Kay S., Graves A., Palma J.H.N., Moreno G., Roces-Díaz J.V., Aviron S., Chouvardas D., Crous-Duran J., Ferreiro-Domínguez N., García de Jalón S., Măcicăşan V., Mosquera-Losada M.R., Pantera A., Santiago-Freijanes J.J., Szerencsits E., Torralba M., Burgess P.J., Herzog F.
Agroforestry is paying off – Economic evaluation of ecosystem services in European landscapes with and without agroforestry systems.
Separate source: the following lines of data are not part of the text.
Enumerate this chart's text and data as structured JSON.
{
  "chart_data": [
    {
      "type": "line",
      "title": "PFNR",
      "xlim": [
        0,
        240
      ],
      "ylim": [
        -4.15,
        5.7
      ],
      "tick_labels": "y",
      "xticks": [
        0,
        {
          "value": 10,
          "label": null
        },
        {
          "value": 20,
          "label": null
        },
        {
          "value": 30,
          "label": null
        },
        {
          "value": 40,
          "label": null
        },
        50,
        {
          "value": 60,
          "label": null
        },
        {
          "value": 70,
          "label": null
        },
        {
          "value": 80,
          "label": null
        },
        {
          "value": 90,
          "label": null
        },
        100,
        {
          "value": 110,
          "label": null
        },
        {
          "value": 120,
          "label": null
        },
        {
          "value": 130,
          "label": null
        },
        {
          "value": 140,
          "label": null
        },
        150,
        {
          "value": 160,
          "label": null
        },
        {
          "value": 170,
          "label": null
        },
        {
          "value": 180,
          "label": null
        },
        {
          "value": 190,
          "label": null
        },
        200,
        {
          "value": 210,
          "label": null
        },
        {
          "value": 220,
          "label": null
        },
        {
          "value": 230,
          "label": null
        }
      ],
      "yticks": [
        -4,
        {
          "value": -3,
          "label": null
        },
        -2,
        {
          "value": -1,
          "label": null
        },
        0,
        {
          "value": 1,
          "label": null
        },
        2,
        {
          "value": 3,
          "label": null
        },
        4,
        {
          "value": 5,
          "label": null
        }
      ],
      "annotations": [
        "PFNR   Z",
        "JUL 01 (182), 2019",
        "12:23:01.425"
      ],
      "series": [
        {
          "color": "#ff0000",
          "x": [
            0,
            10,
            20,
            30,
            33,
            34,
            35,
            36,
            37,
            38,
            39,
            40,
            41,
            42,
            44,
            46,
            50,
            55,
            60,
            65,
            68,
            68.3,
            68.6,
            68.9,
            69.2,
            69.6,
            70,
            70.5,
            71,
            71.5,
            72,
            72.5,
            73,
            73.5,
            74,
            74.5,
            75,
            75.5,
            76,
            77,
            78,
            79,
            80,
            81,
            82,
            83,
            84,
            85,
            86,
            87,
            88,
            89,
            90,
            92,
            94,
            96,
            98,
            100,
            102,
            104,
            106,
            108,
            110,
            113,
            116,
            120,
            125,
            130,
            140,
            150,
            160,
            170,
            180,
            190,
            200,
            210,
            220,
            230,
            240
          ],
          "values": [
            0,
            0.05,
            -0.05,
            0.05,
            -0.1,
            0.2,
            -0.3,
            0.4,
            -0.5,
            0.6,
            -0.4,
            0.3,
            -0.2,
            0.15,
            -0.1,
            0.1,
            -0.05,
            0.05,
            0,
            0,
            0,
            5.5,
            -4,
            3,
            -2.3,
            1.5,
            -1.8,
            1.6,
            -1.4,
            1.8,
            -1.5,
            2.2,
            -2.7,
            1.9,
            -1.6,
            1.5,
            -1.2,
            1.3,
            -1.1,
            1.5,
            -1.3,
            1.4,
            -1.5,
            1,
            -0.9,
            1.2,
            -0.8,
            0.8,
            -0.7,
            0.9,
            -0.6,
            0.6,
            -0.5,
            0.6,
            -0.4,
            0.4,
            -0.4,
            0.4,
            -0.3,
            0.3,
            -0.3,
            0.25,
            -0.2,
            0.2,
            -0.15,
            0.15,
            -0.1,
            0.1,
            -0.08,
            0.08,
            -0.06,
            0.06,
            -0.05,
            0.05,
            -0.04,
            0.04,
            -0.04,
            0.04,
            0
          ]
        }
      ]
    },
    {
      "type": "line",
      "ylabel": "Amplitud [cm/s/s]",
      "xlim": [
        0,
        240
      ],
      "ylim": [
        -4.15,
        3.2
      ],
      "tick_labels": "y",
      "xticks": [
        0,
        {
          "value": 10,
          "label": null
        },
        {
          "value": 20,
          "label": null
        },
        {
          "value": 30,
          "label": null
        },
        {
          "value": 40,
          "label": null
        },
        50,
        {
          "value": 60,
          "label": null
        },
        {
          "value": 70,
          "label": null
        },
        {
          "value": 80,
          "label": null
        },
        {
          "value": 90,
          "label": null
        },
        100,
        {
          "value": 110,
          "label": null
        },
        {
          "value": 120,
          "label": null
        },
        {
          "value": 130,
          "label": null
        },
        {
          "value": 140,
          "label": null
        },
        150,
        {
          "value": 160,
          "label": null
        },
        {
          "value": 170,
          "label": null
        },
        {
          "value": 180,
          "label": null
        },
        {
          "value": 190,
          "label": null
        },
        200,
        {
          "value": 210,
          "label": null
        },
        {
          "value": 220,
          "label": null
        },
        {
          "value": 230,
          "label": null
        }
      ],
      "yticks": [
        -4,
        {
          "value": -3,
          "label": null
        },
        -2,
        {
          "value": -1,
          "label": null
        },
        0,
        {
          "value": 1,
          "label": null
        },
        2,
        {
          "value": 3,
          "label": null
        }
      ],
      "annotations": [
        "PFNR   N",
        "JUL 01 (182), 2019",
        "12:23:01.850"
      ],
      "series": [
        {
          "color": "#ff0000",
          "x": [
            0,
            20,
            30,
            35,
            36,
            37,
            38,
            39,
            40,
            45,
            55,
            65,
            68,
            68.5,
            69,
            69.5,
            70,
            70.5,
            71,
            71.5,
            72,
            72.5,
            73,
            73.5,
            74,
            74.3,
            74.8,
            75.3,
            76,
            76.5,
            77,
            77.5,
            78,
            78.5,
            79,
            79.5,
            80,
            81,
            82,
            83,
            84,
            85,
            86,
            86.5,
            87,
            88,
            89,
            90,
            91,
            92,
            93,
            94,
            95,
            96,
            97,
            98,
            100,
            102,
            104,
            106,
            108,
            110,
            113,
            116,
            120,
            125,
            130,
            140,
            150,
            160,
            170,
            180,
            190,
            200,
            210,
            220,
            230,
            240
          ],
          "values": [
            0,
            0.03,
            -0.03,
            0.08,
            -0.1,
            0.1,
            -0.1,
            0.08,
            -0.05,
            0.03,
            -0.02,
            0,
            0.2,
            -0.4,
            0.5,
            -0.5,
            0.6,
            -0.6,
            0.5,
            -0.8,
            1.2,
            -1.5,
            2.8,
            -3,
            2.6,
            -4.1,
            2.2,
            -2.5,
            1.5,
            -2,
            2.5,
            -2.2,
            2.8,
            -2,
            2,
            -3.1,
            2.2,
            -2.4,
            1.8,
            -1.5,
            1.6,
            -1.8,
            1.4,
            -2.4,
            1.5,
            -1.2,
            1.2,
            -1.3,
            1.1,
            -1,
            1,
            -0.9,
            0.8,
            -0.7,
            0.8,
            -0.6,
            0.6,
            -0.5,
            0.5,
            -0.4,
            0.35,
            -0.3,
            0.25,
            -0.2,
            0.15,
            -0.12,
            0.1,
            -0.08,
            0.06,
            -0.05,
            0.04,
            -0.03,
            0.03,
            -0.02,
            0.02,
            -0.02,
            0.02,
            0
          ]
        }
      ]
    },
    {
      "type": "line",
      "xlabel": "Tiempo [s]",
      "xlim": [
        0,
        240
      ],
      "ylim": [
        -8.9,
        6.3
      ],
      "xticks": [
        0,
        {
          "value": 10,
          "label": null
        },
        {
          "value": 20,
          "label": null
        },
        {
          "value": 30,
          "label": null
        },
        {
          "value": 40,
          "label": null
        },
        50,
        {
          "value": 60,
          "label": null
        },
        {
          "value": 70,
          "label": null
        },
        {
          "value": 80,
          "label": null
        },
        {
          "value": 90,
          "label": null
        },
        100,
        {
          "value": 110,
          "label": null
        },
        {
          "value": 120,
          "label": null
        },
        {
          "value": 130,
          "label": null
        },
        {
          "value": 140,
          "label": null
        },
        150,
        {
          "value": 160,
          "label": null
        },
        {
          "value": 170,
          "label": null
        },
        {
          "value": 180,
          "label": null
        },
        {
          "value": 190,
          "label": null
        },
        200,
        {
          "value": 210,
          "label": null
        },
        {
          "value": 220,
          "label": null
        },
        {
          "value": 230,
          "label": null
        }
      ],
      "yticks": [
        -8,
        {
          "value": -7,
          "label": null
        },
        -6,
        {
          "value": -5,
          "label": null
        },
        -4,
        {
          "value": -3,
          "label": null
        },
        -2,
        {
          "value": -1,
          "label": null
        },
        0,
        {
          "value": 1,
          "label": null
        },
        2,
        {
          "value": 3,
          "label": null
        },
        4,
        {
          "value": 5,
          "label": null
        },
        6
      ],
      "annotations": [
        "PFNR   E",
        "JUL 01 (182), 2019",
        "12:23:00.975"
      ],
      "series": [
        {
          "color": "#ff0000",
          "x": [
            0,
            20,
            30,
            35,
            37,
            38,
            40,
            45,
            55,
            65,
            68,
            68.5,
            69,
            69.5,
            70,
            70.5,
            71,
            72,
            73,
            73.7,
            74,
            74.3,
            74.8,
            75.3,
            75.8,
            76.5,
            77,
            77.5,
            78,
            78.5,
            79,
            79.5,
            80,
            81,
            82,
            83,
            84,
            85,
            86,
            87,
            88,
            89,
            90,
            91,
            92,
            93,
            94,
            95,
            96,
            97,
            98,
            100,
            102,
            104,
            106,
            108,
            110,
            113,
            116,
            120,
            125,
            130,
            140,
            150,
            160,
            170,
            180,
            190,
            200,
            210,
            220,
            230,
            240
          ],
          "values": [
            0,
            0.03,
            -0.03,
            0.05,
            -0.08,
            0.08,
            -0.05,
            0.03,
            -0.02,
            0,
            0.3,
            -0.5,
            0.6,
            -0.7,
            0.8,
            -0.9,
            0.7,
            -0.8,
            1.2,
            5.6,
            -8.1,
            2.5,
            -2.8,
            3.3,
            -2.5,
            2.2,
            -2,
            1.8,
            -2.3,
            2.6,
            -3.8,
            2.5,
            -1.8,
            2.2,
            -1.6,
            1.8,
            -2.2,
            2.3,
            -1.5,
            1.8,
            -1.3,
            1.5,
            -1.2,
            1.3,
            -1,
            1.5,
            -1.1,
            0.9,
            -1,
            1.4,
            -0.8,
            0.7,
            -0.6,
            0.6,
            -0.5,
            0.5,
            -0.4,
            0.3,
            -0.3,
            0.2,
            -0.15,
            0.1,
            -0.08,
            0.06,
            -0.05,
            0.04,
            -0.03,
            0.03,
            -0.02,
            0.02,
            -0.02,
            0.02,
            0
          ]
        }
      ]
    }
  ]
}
The study assessed the economic performance of marketable ecosystem services (ES) (biomass production) and
non-marketable ecosystem services and dis-services (groundwater, nutrient loss, soil loss, carbon sequestration,
pollination deficit) in 11 contrasting European landscapes dominated by agroforestry land use compared to
business as usual agricultural practice. The productivity and profitability of the farming activities and the associated
ES were quantified using environmental modelling and economic valuation. After accounting for labour
and machinery costs the financial value of the outputs of Mediterranean agroforestry systems tended to be
greater than the corresponding agricultural system; but in Atlantic and Continental regions the agricultural
system tended to be more profitable. However, when economic values for the associated ES were included, the
relative profitability of agroforestry increased. Agroforestry landscapes: (i) were associated to reduced externalities
of pollution from nutrient and soil losses, and (ii) generated additional benefits from carbon capture
and storage and thus generated an overall higher economic gain. Our findings underline how a market system
that includes the values of broader ES would result in land use change favouring multifunctional agroforestry.
Imposing penalties for dis-services or payments for services would reflect their real world prices and would make
agroforestry a more financially profitable system.